Linda von Keyserlingk-Rehbein erhielt den mit 5.000 Euro dotierten Dorothee-Fliess-Preis für Widerstandsforschung 2021 für ihre Arbeit über das Netzwerk des 20. Juli 1944. Die Preisverleihung erfolgte bedingt durch die Corona-Pandemie erst im Rahmen der XXXIV. Königswinterer Tagung in Bonn am 27. August 2022.
Ein Höhepunkt der diesjährigen Königswinterer Tagung in Bonn war die Prämierung der bemerkenswerten Arbeit „Nur eine ‘ganz kleine Clique‘? Die NS-Ermittlungen über das Netzwerk vom 20. Juli 1944“ von Dr. Linda von Keyserlingk-Rehbein. Im Laufe der Tagung stellte Keyserlingk-Rehbein ihre Forschung vor.
Netzwerke zu bilden ist heute in Zeiten von Computern und Handys ein vertrauter Begriff. Wie schwierig der Aufbau eines konspirativen Netzwerks mit den damaligen Kommunikationsmitteln und unter den erschwerten Bedingungen der NS-Diktatur und des Krieges war, verdeutlichte Keyserlingk-Rehbein in ihrem Vortrag. So zerrte beispielsweise jede der in Kriegszeiten besonders häufigen Versetzungen am mühsam geknüpften Netz und brachte die Notwendigkeit mit sich, erneut unauffällig neue Verbündete in nützlichen Positionen zu installieren.
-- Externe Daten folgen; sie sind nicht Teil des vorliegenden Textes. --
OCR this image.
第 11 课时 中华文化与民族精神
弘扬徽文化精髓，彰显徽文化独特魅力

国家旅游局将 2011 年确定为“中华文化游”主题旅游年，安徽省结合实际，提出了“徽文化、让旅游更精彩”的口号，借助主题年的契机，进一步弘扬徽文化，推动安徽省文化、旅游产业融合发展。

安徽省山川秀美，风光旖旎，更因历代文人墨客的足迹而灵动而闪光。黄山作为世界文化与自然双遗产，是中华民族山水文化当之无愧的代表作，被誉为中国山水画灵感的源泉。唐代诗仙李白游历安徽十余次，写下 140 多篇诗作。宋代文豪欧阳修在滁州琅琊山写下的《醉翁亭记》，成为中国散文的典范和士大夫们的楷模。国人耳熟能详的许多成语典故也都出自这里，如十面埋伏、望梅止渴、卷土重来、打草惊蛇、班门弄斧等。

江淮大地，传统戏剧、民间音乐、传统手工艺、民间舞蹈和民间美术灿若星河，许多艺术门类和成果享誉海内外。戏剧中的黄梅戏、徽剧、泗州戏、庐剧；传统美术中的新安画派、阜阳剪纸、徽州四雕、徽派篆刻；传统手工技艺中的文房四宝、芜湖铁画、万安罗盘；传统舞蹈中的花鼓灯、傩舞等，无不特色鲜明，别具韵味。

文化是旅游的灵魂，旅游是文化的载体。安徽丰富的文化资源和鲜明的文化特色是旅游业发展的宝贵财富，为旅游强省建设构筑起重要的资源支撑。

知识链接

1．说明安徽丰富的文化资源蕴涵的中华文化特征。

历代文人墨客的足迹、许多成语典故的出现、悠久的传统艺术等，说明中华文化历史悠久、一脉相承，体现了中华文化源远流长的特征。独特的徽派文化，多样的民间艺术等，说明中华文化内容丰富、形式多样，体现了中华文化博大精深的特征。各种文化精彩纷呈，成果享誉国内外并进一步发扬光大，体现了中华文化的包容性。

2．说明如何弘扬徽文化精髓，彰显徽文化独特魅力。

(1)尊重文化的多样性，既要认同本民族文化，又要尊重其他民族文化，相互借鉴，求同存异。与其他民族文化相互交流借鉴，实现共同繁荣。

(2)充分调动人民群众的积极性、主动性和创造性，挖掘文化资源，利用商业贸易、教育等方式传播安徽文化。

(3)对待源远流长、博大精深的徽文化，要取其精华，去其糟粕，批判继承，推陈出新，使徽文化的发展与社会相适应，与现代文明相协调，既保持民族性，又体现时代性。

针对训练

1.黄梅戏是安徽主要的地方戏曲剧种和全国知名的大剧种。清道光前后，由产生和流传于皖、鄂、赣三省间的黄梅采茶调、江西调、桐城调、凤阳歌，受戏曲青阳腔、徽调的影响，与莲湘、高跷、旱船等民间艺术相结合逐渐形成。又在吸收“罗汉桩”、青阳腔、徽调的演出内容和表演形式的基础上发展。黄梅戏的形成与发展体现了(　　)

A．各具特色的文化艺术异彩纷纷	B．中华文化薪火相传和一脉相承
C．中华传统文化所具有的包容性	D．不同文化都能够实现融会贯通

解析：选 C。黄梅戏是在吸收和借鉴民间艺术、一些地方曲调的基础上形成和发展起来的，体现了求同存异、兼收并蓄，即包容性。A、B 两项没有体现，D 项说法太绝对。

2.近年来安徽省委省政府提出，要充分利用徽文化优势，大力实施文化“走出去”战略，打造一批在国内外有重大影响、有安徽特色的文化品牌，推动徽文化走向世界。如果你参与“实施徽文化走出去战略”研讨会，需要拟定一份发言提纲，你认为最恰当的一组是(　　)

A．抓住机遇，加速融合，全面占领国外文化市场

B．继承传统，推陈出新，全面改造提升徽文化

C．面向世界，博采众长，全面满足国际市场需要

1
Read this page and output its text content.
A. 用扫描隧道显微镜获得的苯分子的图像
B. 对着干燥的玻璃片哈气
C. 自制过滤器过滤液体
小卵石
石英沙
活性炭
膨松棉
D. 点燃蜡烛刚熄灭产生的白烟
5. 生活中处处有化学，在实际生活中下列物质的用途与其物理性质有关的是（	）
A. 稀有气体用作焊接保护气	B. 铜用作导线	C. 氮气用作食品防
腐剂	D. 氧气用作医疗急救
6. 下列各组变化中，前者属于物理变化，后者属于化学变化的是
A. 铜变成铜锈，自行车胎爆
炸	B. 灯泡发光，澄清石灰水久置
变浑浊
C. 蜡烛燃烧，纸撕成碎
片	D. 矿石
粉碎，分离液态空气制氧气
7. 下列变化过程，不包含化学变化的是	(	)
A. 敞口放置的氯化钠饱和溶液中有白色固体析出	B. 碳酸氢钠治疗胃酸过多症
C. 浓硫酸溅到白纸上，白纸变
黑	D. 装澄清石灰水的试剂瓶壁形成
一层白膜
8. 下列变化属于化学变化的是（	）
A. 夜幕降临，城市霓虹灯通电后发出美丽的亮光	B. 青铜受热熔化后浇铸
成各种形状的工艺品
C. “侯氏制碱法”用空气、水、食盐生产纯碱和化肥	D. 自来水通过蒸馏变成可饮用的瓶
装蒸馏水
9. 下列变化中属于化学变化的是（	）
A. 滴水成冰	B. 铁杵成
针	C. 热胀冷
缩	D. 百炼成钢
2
Mit den Methoden der Historischen Netzwerkanalyse zeigte Keyserlingk-Rehbein das umfangreiche Netzwerk vom 20. Juli 1944 aus Sicht der NS-Verfolger. Die eindrucksvollen Netzwerkgrafiken sowie deren behutsame Interpretation und Kommentierung in Keyserlingk-Rehbeins Arbeit verdeutlichen nicht nur, was die NS-Verfolger über das komplexe zivil-militärische Beziehungsgeflecht herausfinden konnten. Sie geben
auch Aufschluss darüber, wie geschickt die Beteiligten in ihrer konspirativen Arbeit waren und wie viel die NS-Verfolger übersehen haben (Einen Einblick in Keyserlingk-Rehbeins Forschung gibt folgender Artikel von ihr: https://www.stiftung-20-juli-1944.de/widerstand/das-netzwerk).
Dr. Christoph Studt betonte in seiner Laudatio, dass Keyserlingk-Rehbeins Arbeit zukünftig eine unverzichtbare Lektüre für jeden sein werde, der sich mit dem Phänomen des 20. Juli 1944, ja mit den Bedingungen des Widerstandes im ‚Dritten Reich‘ überhaupt, auseinandersetzen wolle. Ihr Buch habe einen aufschließenden Charakter, betonte er, der es neben Peter Hoffmanns klassische Studie „Widerstand, Staatsstreich, Attentat“ stelle.
Mit bisher insgesamt rund 150.000 Euro für Widerstandsforschung unterstützte die Treuhandstiftung des Dorothee-Fliess-Fonds seit 2008 Historikerinnen und Historiker mit finanzieller Hilfe bei Promotionen und wissenschaftlichen Veröffentlichungen. Hans-Manfred Rahtgens, Vorsitzender des Stiftungsrates des Dorothee-Fliess-Fonds, war deshalb stolz, dieses Jahr einer jungen zielstrebigen Historikerin den Preis überreichen zu dürfen.
Dr. Linda von Keyserlingk-Rehbein bedankte sich sehr für die Würdigung ihres Buches und brachte zum Ausdruck, wie sehr sie sich darüber freue, dass ihre Arbeit auf so großes Interesse stoße und bereits weitere Forschungsprojekte angeregt habe. Sie dankte in ihrer Rede ihren Betreuern, Mentoren und Wegbegleitern, den Angehörigen der Widerstandskämpfer, der Gedenkstätte Deutscher Widerstand und ihrer eigenen Familie für die langjährige Unterstützung während der intensiven Forschungszeit.
Das Buch von Dr. Linda von Keyserlingk-Rehbein ist 2018 im Lukas Verlag unter dem Titel „Nur eine ‚ganz kleine Clique‘? Die NS-Ermittlungen über das Netzwerk vom 20. Juli 1944“ in der Schriftenreihe der Gedenkstätte Deutscher Widerstand erschienen. Bereits 2019 erschien die zweite Auflage.